This is an excerpt from Alex Heath SourcesA newsletter about artificial intelligence and the tech industry, distributed only to The Verge subscribers once a week.
Sam Altman has invited Mikhail Shapiro, an award-winning biomolecular engineer, to join the brain-computer interface startup Merge Labs, which he plans to announce soon with co-founder Alex Blania.
While Shapiro's official position is unclear, sources say he will be part of Merge's founding team and is positioned as a key leader in negotiations with investors. Those talks are ongoing, but Merge expects to raise hundreds of millions of dollars from OpenAI and other companies. Financial Times previously reported.
Shapiro's hiring is in many ways indicative of the technical direction Altman is taking with Merge. His engineering laboratory at Caltech has pioneered several advances in biomolecular technologies, with a particular focus on noninvasive neural imaging and monitoring techniques. He particularly focused on using ultrasound to interact with the human brain without the need for open-skull surgery such as Neuralink.

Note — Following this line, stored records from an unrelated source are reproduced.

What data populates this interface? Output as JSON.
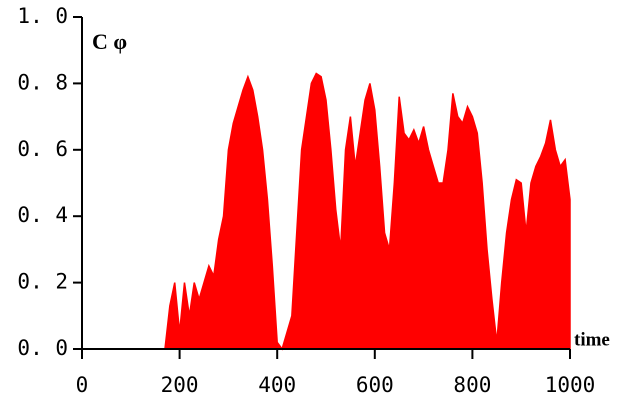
{
  "chart_data": {
    "type": "area",
    "y_label": "C φ",
    "x_label": "time",
    "color": "#ff0000",
    "xlim": [
      0,
      1000
    ],
    "ylim": [
      0,
      1.0
    ],
    "xticks": [
      0,
      200,
      400,
      600,
      800,
      1000
    ],
    "yticks": [
      {
        "value": 0,
        "label": "0. 0"
      },
      {
        "value": 0.2,
        "label": "0. 2"
      },
      {
        "value": 0.4,
        "label": "0. 4"
      },
      {
        "value": 0.6,
        "label": "0. 6"
      },
      {
        "value": 0.8,
        "label": "0. 8"
      },
      {
        "value": 1.0,
        "label": "1. 0"
      }
    ],
    "x": [
      0,
      10,
      20,
      30,
      40,
      50,
      60,
      70,
      80,
      90,
      100,
      110,
      120,
      130,
      140,
      150,
      160,
      170,
      180,
      190,
      200,
      210,
      220,
      230,
      240,
      250,
      260,
      270,
      280,
      290,
      300,
      310,
      320,
      330,
      340,
      350,
      360,
      370,
      380,
      390,
      400,
      410,
      420,
      430,
      440,
      450,
      460,
      470,
      480,
      490,
      500,
      510,
      520,
      530,
      540,
      550,
      560,
      570,
      580,
      590,
      600,
      610,
      620,
      630,
      640,
      650,
      660,
      670,
      680,
      690,
      700,
      710,
      720,
      730,
      740,
      750,
      760,
      770,
      780,
      790,
      800,
      810,
      820,
      830,
      840,
      850,
      860,
      870,
      880,
      890,
      900,
      910,
      920,
      930,
      940,
      950,
      960,
      970,
      980,
      990,
      1000
    ],
    "values": [
      0,
      0,
      0,
      0,
      0,
      0,
      0,
      0,
      0,
      0,
      0,
      0,
      0,
      0,
      0,
      0,
      0,
      0,
      0.13,
      0.2,
      0.05,
      0.2,
      0.1,
      0.2,
      0.15,
      0.2,
      0.25,
      0.22,
      0.33,
      0.4,
      0.6,
      0.68,
      0.73,
      0.78,
      0.82,
      0.78,
      0.7,
      0.6,
      0.45,
      0.25,
      0.02,
      0,
      0.05,
      0.1,
      0.35,
      0.6,
      0.7,
      0.8,
      0.83,
      0.82,
      0.75,
      0.6,
      0.42,
      0.3,
      0.6,
      0.7,
      0.55,
      0.65,
      0.75,
      0.8,
      0.72,
      0.55,
      0.35,
      0.3,
      0.5,
      0.76,
      0.65,
      0.63,
      0.66,
      0.62,
      0.67,
      0.6,
      0.55,
      0.5,
      0.5,
      0.6,
      0.77,
      0.7,
      0.68,
      0.73,
      0.7,
      0.65,
      0.5,
      0.3,
      0.15,
      0.02,
      0.2,
      0.35,
      0.45,
      0.51,
      0.5,
      0.35,
      0.5,
      0.55,
      0.58,
      0.62,
      0.69,
      0.6,
      0.55,
      0.57,
      0.45
    ]
  }
}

He has also done extensive work in gene therapy to make cells visible to ultrasound, confirming earlier discoveries. Bloomberg Merge is reportedly considering this approach for its first product. Neither Shapiro nor a representative for Altman and Blania could be reached for comment.
During recent conversationShapiro talked about how sound waves and magnetic fields can be used to create a brain-computer interface. Instead of sticking electrodes into brain tissue, he says, “it's easier to put genes into the cells” that modify them to respond to ultrasound. He said he was on a “mission to develop ways to interact with neurons in the brain and cells in other parts of the body that are less invasive.”

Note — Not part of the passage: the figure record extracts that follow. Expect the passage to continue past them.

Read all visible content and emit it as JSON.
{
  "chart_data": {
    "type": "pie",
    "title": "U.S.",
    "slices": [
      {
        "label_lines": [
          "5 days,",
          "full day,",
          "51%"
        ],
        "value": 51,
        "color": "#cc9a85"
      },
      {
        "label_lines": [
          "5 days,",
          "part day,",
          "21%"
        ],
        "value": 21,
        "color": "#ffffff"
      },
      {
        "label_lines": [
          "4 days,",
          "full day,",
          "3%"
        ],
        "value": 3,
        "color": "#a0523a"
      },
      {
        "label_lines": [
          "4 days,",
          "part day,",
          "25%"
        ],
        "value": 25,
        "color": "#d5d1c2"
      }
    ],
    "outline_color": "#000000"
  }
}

Altman also recently stated that he doesn't like Neuralink's invasive approach. IN press dinner in August which I attendedhe said he “definitely wouldn't plant something in my brain” that would kill neurons the way the Neuralink interface does. “I would like to be able to think about something and have ChatGPT respond,” he said. “Maybe I need read-only mode. That seems like a reasonable thing to do.”
When Merge Labs is announced in the coming weeks, I expect Altman to be chairman, but not play a day-to-day role like he does with co-founder Blania at their other company. Eyeball scanning startup called Tools for Humanity. “A popular topic in Silicon Valley is talk about what year humans and machines will merge (or, if not, what year humans will be surpassed by rapidly improving AI or genetically enhanced species),” Altman wrote in 2017. “Most assumptions seem to be between 2025 and 2075.”